You can go home again
My co-author, Susan Papp, and I attended a reading and book signing today at The Bookshelf, a wonderful bookstore in Guelph. Susan and I each read passages, we did a short Q&A with Frank Hasenfratz, the subject of our book, Driven To Succeed, and then Frank answered questions from the 75 or so people on hand.
Barb and Doug Minett, owners of The Bookshelf, have done a terrific job in a difficult industry. Their establishment – which also offers first-run movies and has an excellent cafe – is among the best independent bookstores in Canada.

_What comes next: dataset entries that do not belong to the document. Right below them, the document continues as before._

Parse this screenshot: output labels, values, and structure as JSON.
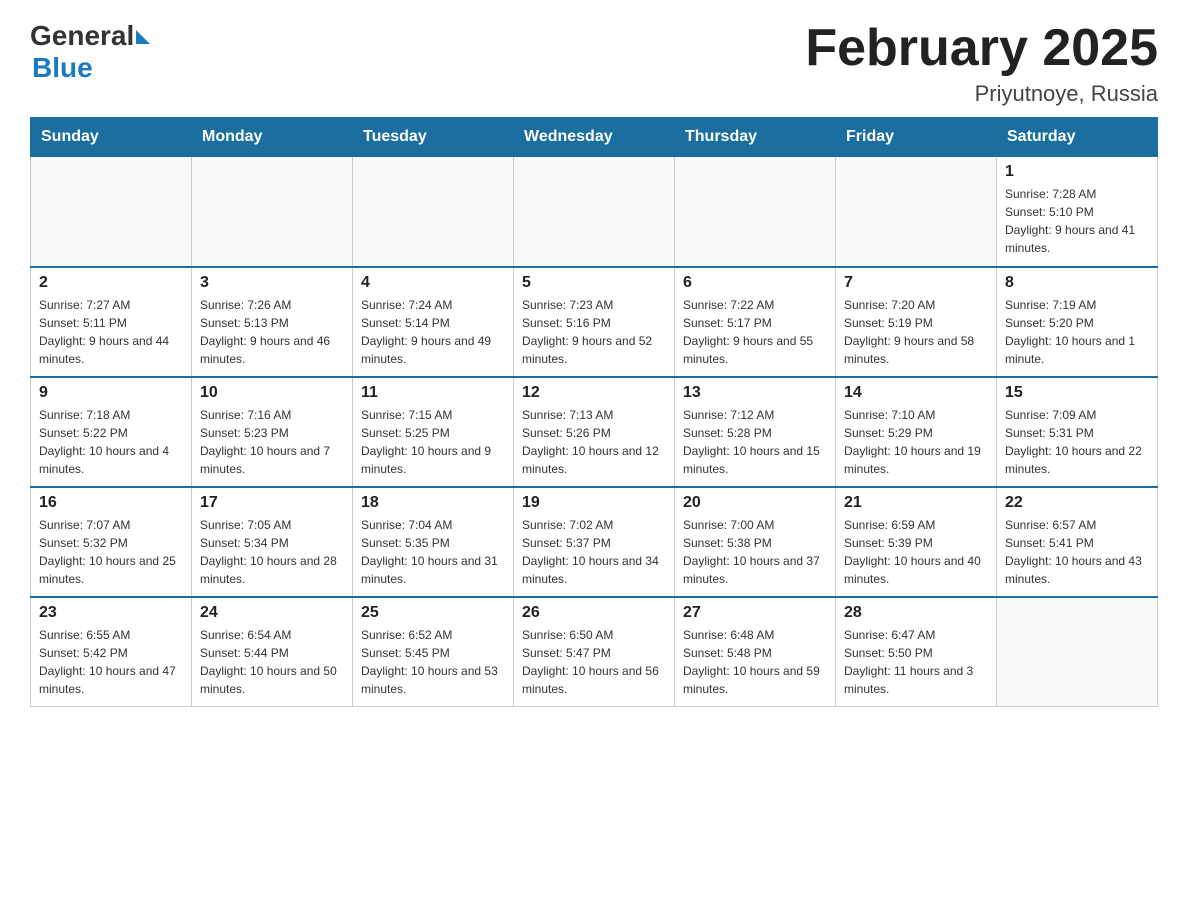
{
  "header": {
    "logo_general": "General",
    "logo_blue": "Blue",
    "month_title": "February 2025",
    "location": "Priyutnoye, Russia"
  },
  "days_of_week": [
    "Sunday",
    "Monday",
    "Tuesday",
    "Wednesday",
    "Thursday",
    "Friday",
    "Saturday"
  ],
  "weeks": [
    {
      "days": [
        {
          "number": "",
          "info": ""
        },
        {
          "number": "",
          "info": ""
        },
        {
          "number": "",
          "info": ""
        },
        {
          "number": "",
          "info": ""
        },
        {
          "number": "",
          "info": ""
        },
        {
          "number": "",
          "info": ""
        },
        {
          "number": "1",
          "info": "Sunrise: 7:28 AM\nSunset: 5:10 PM\nDaylight: 9 hours and 41 minutes."
        }
      ]
    },
    {
      "days": [
        {
          "number": "2",
          "info": "Sunrise: 7:27 AM\nSunset: 5:11 PM\nDaylight: 9 hours and 44 minutes."
        },
        {
          "number": "3",
          "info": "Sunrise: 7:26 AM\nSunset: 5:13 PM\nDaylight: 9 hours and 46 minutes."
        },
        {
          "number": "4",
          "info": "Sunrise: 7:24 AM\nSunset: 5:14 PM\nDaylight: 9 hours and 49 minutes."
        },
        {
          "number": "5",
          "info": "Sunrise: 7:23 AM\nSunset: 5:16 PM\nDaylight: 9 hours and 52 minutes."
        },
        {
          "number": "6",
          "info": "Sunrise: 7:22 AM\nSunset: 5:17 PM\nDaylight: 9 hours and 55 minutes."
        },
        {
          "number": "7",
          "info": "Sunrise: 7:20 AM\nSunset: 5:19 PM\nDaylight: 9 hours and 58 minutes."
        },
        {
          "number": "8",
          "info": "Sunrise: 7:19 AM\nSunset: 5:20 PM\nDaylight: 10 hours and 1 minute."
        }
      ]
    },
    {
      "days": [
        {
          "number": "9",
          "info": "Sunrise: 7:18 AM\nSunset: 5:22 PM\nDaylight: 10 hours and 4 minutes."
        },
        {
          "number": "10",
          "info": "Sunrise: 7:16 AM\nSunset: 5:23 PM\nDaylight: 10 hours and 7 minutes."
        },
        {
          "number": "11",
          "info": "Sunrise: 7:15 AM\nSunset: 5:25 PM\nDaylight: 10 hours and 9 minutes."
        },
        {
          "number": "12",
          "info": "Sunrise: 7:13 AM\nSunset: 5:26 PM\nDaylight: 10 hours and 12 minutes."
        },
        {
          "number": "13",
          "info": "Sunrise: 7:12 AM\nSunset: 5:28 PM\nDaylight: 10 hours and 15 minutes."
        },
        {
          "number": "14",
          "info": "Sunrise: 7:10 AM\nSunset: 5:29 PM\nDaylight: 10 hours and 19 minutes."
        },
        {
          "number": "15",
          "info": "Sunrise: 7:09 AM\nSunset: 5:31 PM\nDaylight: 10 hours and 22 minutes."
        }
      ]
    },
    {
      "days": [
        {
          "number": "16",
          "info": "Sunrise: 7:07 AM\nSunset: 5:32 PM\nDaylight: 10 hours and 25 minutes."
        },
        {
          "number": "17",
          "info": "Sunrise: 7:05 AM\nSunset: 5:34 PM\nDaylight: 10 hours and 28 minutes."
        },
        {
          "number": "18",
          "info": "Sunrise: 7:04 AM\nSunset: 5:35 PM\nDaylight: 10 hours and 31 minutes."
        },
        {
          "number": "19",
          "info": "Sunrise: 7:02 AM\nSunset: 5:37 PM\nDaylight: 10 hours and 34 minutes."
        },
        {
          "number": "20",
          "info": "Sunrise: 7:00 AM\nSunset: 5:38 PM\nDaylight: 10 hours and 37 minutes."
        },
        {
          "number": "21",
          "info": "Sunrise: 6:59 AM\nSunset: 5:39 PM\nDaylight: 10 hours and 40 minutes."
        },
        {
          "number": "22",
          "info": "Sunrise: 6:57 AM\nSunset: 5:41 PM\nDaylight: 10 hours and 43 minutes."
        }
      ]
    },
    {
      "days": [
        {
          "number": "23",
          "info": "Sunrise: 6:55 AM\nSunset: 5:42 PM\nDaylight: 10 hours and 47 minutes."
        },
        {
          "number": "24",
          "info": "Sunrise: 6:54 AM\nSunset: 5:44 PM\nDaylight: 10 hours and 50 minutes."
        },
        {
          "number": "25",
          "info": "Sunrise: 6:52 AM\nSunset: 5:45 PM\nDaylight: 10 hours and 53 minutes."
        },
        {
          "number": "26",
          "info": "Sunrise: 6:50 AM\nSunset: 5:47 PM\nDaylight: 10 hours and 56 minutes."
        },
        {
          "number": "27",
          "info": "Sunrise: 6:48 AM\nSunset: 5:48 PM\nDaylight: 10 hours and 59 minutes."
        },
        {
          "number": "28",
          "info": "Sunrise: 6:47 AM\nSunset: 5:50 PM\nDaylight: 11 hours and 3 minutes."
        },
        {
          "number": "",
          "info": ""
        }
      ]
    }
  ]
}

For Susan and I, the event served as a bit of a bookend. We started this project two years ago and made many a trip to Guelph for interviews with Frank, who founded Linamar in his basement making oil pumps for Ford. Linamar now has 17,000 employees in eight countries. Susan also travelled with Frank to his native Hungary as part of the research while I did the business-related interviews in Guelph and elsewhere.
For someone like me, who was born and raised in Guelph, the event brought back fond memories of far-off times. When I was six years old, Guelph was such an idyllic place that I could do the one-mile walk from my house to downtown and home again all by myself. Among the attendees at the signing was a couple I’d never before met who now live in the house where I grew up on Metcalfe Street opposite St. George’s Park.
The Bookshelf, of course, did not exist on Quebec Street in those days, but two of my favourite destinations did. On the nearby corner was a candy and nut shop. I couldn’t afford to buy anything, so I’d go in and just enjoy the aromas until the owner threw me out. Then I’d go to the bakery, right about where The Bookshelf now stands, to watch them make donuts in a trough of boiling oil. For a nickel, I’d buy a paper bag of centres that had been punched out – the original TimBits.
If I close my eyes, I’m a boy again, digging into that greasy bag for the first tasty morsel on the walk back up the hill toward home.